The most important limitations of our study lay in its retrospective character. First of all, the use of arthroscopy reports as the standard of reference is precarious. The quality of these surgical reports is generally moderate, which makes them susceptible to interpretation. Moreover, structures not mentioned in the surgical report were assumed to be normal. Second, only patients with an indication for arthroscopic surgery were included in this study. This is only a certain proportion of all patients who undergo MR examination of the shoulder. The assessment of pathology in these patients is of vital importance to determine whether or not arthroscopic surgery is indicated.

The fact that patients who had prior surgery of the investigated shoulder were included in our study could have blurred the assessment of these MR images. Also, the differentiation between physiologic degenerative change and pathologic degeneration was complicated in this study. The observers could not determine the clinical relevance of the finding of degenerative change, because they were blinded for patient’s age and clinical information. In daily clinical practice, the assessing radiologist and orthopaedic surgeon do have access to the patient’s medical history.

Intra-articular injection for arthrography was performed in most but not in all cases with a posterior approach. According to preference of the performing radiologist, an anterior approach could also have been used. This made it difficult for the observers to differentiate between contrast spillage through the puncture hole and (partial thickness) rotator cuff tears.

The use of MR arthrography in detecting partial lesions of the rotator cuff has been advocated [3, 16, 23]. In our institution, we routinely use MR imaging to assess rotator cuff pathology. We believe that due to technical improvement of image quality in modern MR machines that these unenhanced MR studies are also capable of partial rotator cuff lesions. Also, the use of the ABER view can be considered to improve the visualisation of anterior glenoid labrum, the labral–bicipital complex and the rotator cuff [2, 11, 14, 22]. Unfortunately an appropriate shoulder coil that is needed for this arm position is not available yet at our institution.

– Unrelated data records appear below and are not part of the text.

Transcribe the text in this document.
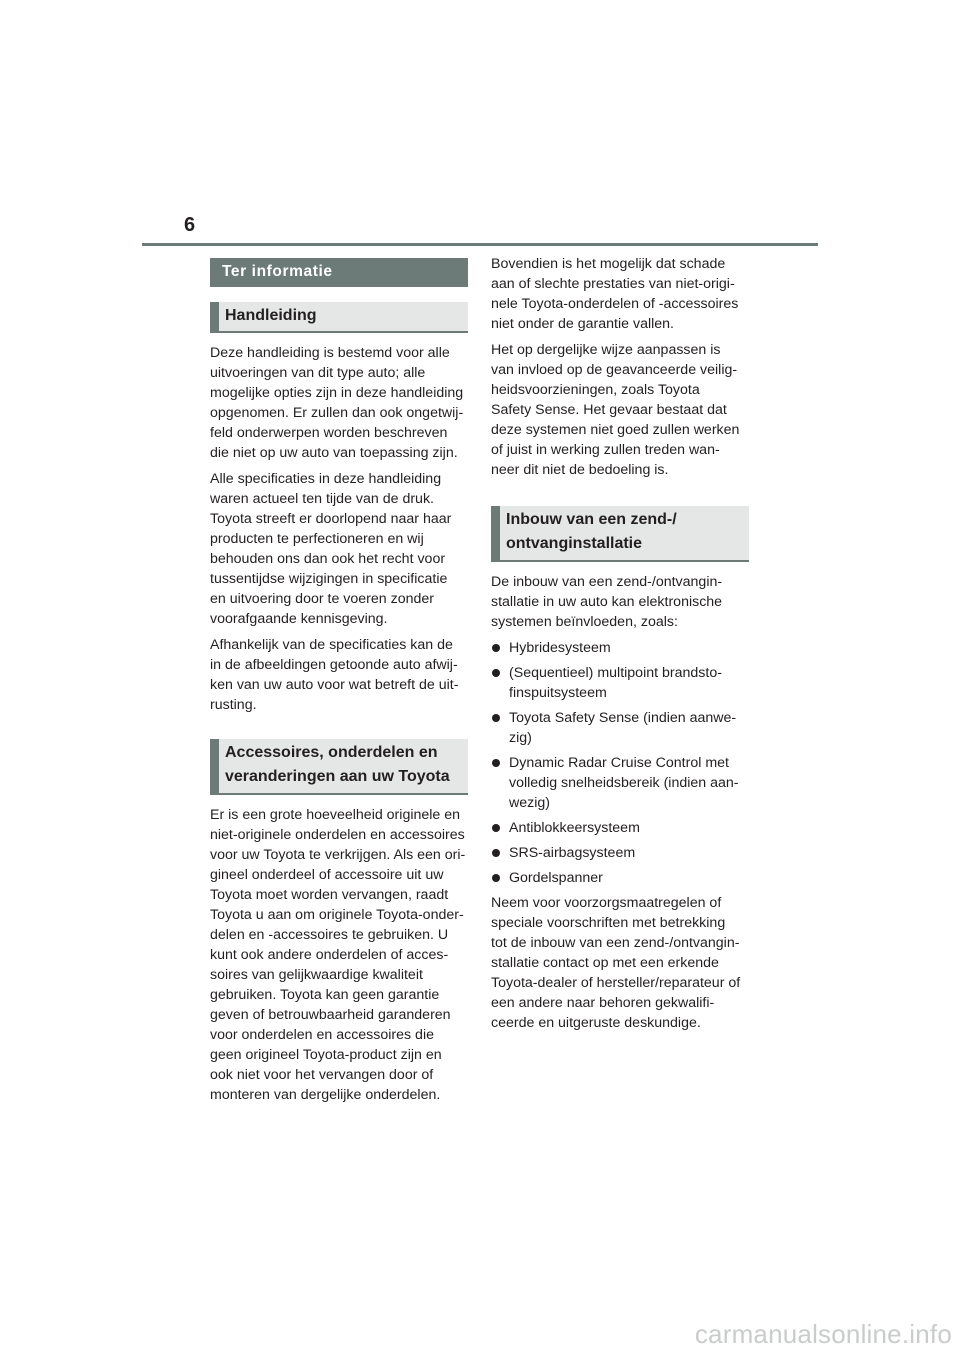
6
Ter informatie
Handleiding

Deze handleiding is bestemd voor alle
uitvoeringen van dit type auto; alle
mogelijke opties zijn in deze handleiding
opgenomen. Er zullen dan ook ongetwij-
feld onderwerpen worden beschreven
die niet op uw auto van toepassing zijn.

Alle specificaties in deze handleiding
waren actueel ten tijde van de druk.
Toyota streeft er doorlopend naar haar
producten te perfectioneren en wij
behouden ons dan ook het recht voor
tussentijdse wijzigingen in specificatie
en uitvoering door te voeren zonder
voorafgaande kennisgeving.

Afhankelijk van de specificaties kan de
in de afbeeldingen getoonde auto afwij-
ken van uw auto voor wat betreft de uit-
rusting.

Accessoires, onderdelen en
veranderingen aan uw Toyota

Er is een grote hoeveelheid originele en
niet-originele onderdelen en accessoires
voor uw Toyota te verkrijgen. Als een ori-
gineel onderdeel of accessoire uit uw
Toyota moet worden vervangen, raadt
Toyota u aan om originele Toyota-onder-
delen en -accessoires te gebruiken. U
kunt ook andere onderdelen of acces-
soires van gelijkwaardige kwaliteit
gebruiken. Toyota kan geen garantie
geven of betrouwbaarheid garanderen
voor onderdelen en accessoires die
geen origineel Toyota-product zijn en
ook niet voor het vervangen door of
monteren van dergelijke onderdelen.

Bovendien is het mogelijk dat schade
aan of slechte prestaties van niet-origi-
nele Toyota-onderdelen of -accessoires
niet onder de garantie vallen.

Het op dergelijke wijze aanpassen is
van invloed op de geavanceerde veilig-
heidsvoorzieningen, zoals Toyota
Safety Sense. Het gevaar bestaat dat
deze systemen niet goed zullen werken
of juist in werking zullen treden wan-
neer dit niet de bedoeling is.

Inbouw van een zend-/
ontvanginstallatie

De inbouw van een zend-/ontvangin-
stallatie in uw auto kan elektronische
systemen beïnvloeden, zoals:

Hybridesysteem
(Sequentieel) multipoint brandsto-
finspuitsysteem
Toyota Safety Sense (indien aanwe-
zig)
Dynamic Radar Cruise Control met
volledig snelheidsbereik (indien aan-
wezig)
Antiblokkeersysteem
SRS-airbagsysteem
Gordelspanner

Neem voor voorzorgsmaatregelen of
speciale voorschriften met betrekking
tot de inbouw van een zend-/ontvangin-
stallatie contact op met een erkende
Toyota-dealer of hersteller/reparateur of
een andere naar behoren gekwalifi-
ceerde en uitgeruste deskundige.

carmanualsonline.info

The above-mentioned factors play a roll in the diagnostic performance of the observers. However, this affected all three observers equally and did not affect their differences.

Daily clinical practice

We used a study design that resembled daily clinical practice. The observers were not provided with particular criteria to use for the interpretation of the MR examinations. Therefore, the differences we found in this study are the differences in the observers’ own interpretation.

At our institution, MR arthrography is routinely performed when labral or ligamentous pathology is clinically suspected. Unenhanced MR imaging is routinely performed when the patient is clinically suspected of having shoulder pathology other than labral or ligamentous lesions. This helped the observers to look for certain pathology in particular and is therefore similar to daily clinical practice in which the radiologist and orthopaedic surgeon have access to the clinical information.

Conclusion

Radiologists and the orthopaedic surgeon at our institution differed in predicting some but not all types of pathology of the glenohumeral joint on MR imaging. The biggest differences were found in the assessment of Hill-Sachs lesions, osteoarthritis and impingement. The orthopaedic surgeon performed better than the radiologists in the assessment of impingement. Furthermore, the differences in the interpretation of what defines Bankart lesions and ligamentous lesions were found. It is important for orthopaedic surgeons and radiologists to become aware of these differences to obtain mutual understanding and to learn from each others expertise.